Top tip: Don’t ever be afraid of the power of a power nap. It can do wonders for your performance.
Sleep and injury
Studies amongst athletes has shown that one of the most reliable predictors of injury is the amount of hours of sleep a player did (didn’t get). One study found that quite simply athletes who got less than 8 hours a night were more likely to get injured than athletes who got more.
Why should this be the case? Well the answer is twofold. Firstly as explained above, when we have our little eyes closed and dreaming of standing on that podium, our body is hard at work repairing and replenishing itself from the hardships of your daily workout. When this process is interrupted it can leave the body weakened.

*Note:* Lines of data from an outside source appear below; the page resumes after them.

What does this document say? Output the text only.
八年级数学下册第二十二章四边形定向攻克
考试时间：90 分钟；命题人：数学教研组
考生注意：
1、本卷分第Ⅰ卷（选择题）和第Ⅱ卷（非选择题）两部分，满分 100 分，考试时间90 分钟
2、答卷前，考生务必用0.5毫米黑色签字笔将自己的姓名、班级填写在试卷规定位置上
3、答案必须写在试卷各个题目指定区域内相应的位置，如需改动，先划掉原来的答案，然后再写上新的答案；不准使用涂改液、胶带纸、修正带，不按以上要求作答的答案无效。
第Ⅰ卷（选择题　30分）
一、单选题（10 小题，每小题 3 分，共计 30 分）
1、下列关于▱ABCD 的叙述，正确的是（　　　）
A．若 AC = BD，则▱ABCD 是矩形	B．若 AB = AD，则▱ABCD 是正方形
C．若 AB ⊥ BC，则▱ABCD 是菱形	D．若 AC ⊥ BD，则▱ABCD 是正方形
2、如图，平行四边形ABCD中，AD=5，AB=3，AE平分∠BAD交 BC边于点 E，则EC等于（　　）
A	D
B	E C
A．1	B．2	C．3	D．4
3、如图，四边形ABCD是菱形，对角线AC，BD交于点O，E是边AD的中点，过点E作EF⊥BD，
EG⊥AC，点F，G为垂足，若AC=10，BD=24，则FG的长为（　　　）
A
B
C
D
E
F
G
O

Secondly, as we will get into in a second, tired individuals have slower reaction times this means they are likely to make more silly errors, this might mean going into a tackle too hard, overexerting themselves or defaulting to poor technique. All of which can lead to injury.
Sleep and reaction times
The difference between great athletes and simply good ones, often involves astonishing small margins. The gap between winning a shiny medal and being an also ran at the Olympics often comes down to nothing more than a hundredth of a second. Just think also of the miniscule difference in thought and action that exists between hitting a homerun and a swing and a miss – or even more embarrassingly shanking the ball into your own face.
Now cast your mind back to the last time you had a bad night’s sleep and think for a moment about your reaction times. I bet they weren’t record breaking were they?
When the brain is tired it has significantly reduced cognitive performance, meaning it is less accurate, makes worse decisions and responds much more sluggishly to external stimuli. Three things very important for athletic performance.
The extent to which missed sleep can have on performance really depends on how much sleep is missed and over what period of time. But just to give you a window into the dramatic impact poor sleep can have, studies have stated a bad night’s sleep could impact an individual’s performance more than being legally drunk.
Now you wouldn’t turn up to play in the big game hammered would you? So why would you turn up tired. Save the late night’s for the victory party.
Well, there you have it, three ways in which sleep dramatically impacts your athletic performance. Now go get some rest. Victory favours the well-rested.